Rep. Bill Paxon, R-N.Y., is pushing his own plan to reach Mr. Clinton’s goal of adding 100,000 new teachers.
Mr. Paxon’s proposal would cut off funding for the Goals 2000: Educate America Act and the Americorps federal community-service programs--two hallmarks of the president’s first term--and dedicate the money to the teaching initiative.
The administration, however, has balked at Mr. Paxon’s approach to paying for the program.
“He has a very wrongheaded way about how we would ... pay for such a proposal, since it would take the support that we need for public education back to the days when the Republicans were trying to dismantle or do away with the Department of Education,” said White House Press Secretary Michael McCurry.

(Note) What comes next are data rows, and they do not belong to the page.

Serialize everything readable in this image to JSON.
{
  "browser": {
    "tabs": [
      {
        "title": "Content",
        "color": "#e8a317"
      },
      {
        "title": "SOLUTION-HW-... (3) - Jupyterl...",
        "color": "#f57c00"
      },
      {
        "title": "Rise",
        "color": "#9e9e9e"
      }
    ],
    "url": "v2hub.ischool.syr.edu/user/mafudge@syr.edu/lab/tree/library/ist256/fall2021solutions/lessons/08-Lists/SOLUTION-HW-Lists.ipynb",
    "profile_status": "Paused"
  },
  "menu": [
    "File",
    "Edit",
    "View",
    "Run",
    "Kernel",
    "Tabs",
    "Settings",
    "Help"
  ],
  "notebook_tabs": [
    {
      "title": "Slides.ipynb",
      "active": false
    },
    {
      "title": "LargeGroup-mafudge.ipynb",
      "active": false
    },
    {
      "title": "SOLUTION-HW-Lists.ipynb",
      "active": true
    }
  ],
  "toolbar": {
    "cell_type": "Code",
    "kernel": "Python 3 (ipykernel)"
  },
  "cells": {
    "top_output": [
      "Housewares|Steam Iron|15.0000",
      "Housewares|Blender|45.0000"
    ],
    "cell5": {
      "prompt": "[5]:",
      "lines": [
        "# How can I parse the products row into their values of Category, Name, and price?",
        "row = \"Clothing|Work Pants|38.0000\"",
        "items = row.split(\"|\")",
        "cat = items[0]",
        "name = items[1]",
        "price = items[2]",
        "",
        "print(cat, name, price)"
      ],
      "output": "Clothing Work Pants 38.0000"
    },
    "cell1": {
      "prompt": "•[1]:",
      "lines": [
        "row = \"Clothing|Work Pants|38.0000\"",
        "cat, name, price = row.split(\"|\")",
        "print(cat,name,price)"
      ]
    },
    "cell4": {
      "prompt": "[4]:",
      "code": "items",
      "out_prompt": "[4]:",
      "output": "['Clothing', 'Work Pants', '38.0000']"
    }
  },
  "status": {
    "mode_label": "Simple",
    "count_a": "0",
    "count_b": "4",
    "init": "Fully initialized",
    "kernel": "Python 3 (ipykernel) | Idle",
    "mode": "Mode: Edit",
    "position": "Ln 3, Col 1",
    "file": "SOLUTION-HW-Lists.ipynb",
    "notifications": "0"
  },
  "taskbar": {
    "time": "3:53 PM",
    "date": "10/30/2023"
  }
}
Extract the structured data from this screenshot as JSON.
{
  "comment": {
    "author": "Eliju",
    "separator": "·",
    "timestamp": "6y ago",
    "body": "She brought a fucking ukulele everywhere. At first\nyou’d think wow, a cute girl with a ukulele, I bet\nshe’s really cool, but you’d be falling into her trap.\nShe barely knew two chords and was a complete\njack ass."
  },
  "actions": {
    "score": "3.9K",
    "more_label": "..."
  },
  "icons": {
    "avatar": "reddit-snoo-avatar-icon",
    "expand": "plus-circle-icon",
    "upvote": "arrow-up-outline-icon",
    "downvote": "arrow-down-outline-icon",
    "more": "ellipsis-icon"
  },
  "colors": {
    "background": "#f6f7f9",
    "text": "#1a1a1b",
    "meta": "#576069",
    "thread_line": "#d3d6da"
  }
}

Mr. Clinton would pay for the program by adding $1.50 a pack to cigarette taxes, leaving Mr. Paxon’s solution as the preferred option for anti-tax members of Congress.

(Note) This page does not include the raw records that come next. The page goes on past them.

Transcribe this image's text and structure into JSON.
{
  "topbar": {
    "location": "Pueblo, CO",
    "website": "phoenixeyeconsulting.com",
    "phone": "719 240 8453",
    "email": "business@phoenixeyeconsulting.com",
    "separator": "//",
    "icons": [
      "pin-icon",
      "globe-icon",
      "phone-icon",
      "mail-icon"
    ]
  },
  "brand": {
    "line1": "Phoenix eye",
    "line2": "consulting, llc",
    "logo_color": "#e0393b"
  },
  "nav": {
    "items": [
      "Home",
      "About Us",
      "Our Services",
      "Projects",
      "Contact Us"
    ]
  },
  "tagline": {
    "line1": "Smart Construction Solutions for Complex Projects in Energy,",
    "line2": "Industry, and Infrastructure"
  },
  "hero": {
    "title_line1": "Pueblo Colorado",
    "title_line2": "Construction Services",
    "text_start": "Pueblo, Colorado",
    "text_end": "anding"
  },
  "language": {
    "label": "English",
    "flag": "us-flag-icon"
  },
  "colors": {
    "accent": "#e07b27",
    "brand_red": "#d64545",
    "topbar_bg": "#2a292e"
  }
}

Some Republicans would like flexibility to be the watchword in any such effort.
“If we can do this where it’s a block grant and you have specific ways to pay for it [by cutting other programs], I think it’s possible,” Mr. Souder said.
Parallel to Police Aid
Finding federal money may not be the only problem.
President Clinton has proposed that local districts partially match the federal funds intended for new teacher salaries. That may be a barrier to participation, school leaders say.
An existing federal funding program designed to help communities hire 100,000 police officers has been slowed by a similar matching requirement.
In the first two years of the program, only 42 percent of the nation’s law-enforcement agencies applied for Department of Justice grants to pay 75 percent of the salaries of officers hired to fill new positions, according to a 1996 study by the General Accounting Office, a research arm of Congress.
In a survey of police departments that declined to apply, 62 percent said they couldn’t pay their portion of the officers’ salaries or the full cost of those salaries once federal funding ran dry after three years, the GAO found.
That conclusion is similar to the findings from a survey of sheriffs’ offices. “The biggest issue was the match,” said Ken Goodwin, the assistant executive director of the National Sheriffs Association, a 20,000-member organization based in Alexandria, Va. “In the age of shrinking budgets, it becomes very difficult to pay for officers.”
School districts would face similar problems if they had to pay between 10 percent and 50 percent of the new teachers’ salaries, as the president’s plan would require.
For schools, the long-term impact could be dramatic because most teachers eventually win tenure and become permanent fixtures in local budgets, according to one Washington lobbyist.
“What they’re forcing you to do is redirect your resources for the long term,” said Bruce Hunter, a senior associate executive director of the American Association of School Administrators in Arlington, Va.
But administration officials predict the sliding scale for low-income areas won’t deter them from participating.
“It’s a pretty good deal for them,” said Acting Deputy Secretary of Education Marshall S. Smith. “I don’t think it’s going to scare them away when it’s that low.”
And, unlike the money for police, the teacher subsidies would be permanent, Mr. Smith said.
While a few Republicans have latched on to the goal of 100,000 new teachers, a coalition spanning conservative GOP to centrist Democratic organizations is questioning the premise of hiring new teachers.
“The U.S. does not have a serious aggregate teacher-quantity problem today, but rather, a problem of quality (many teachers don’t know their subject well) and distribution (few of the best teach the neediest kids),” the coalition, which includes the Heritage Foundation, the Progressive Policy Institute, and the Brookings Institution, wrote in a Jan. 21 memo to members of Congress.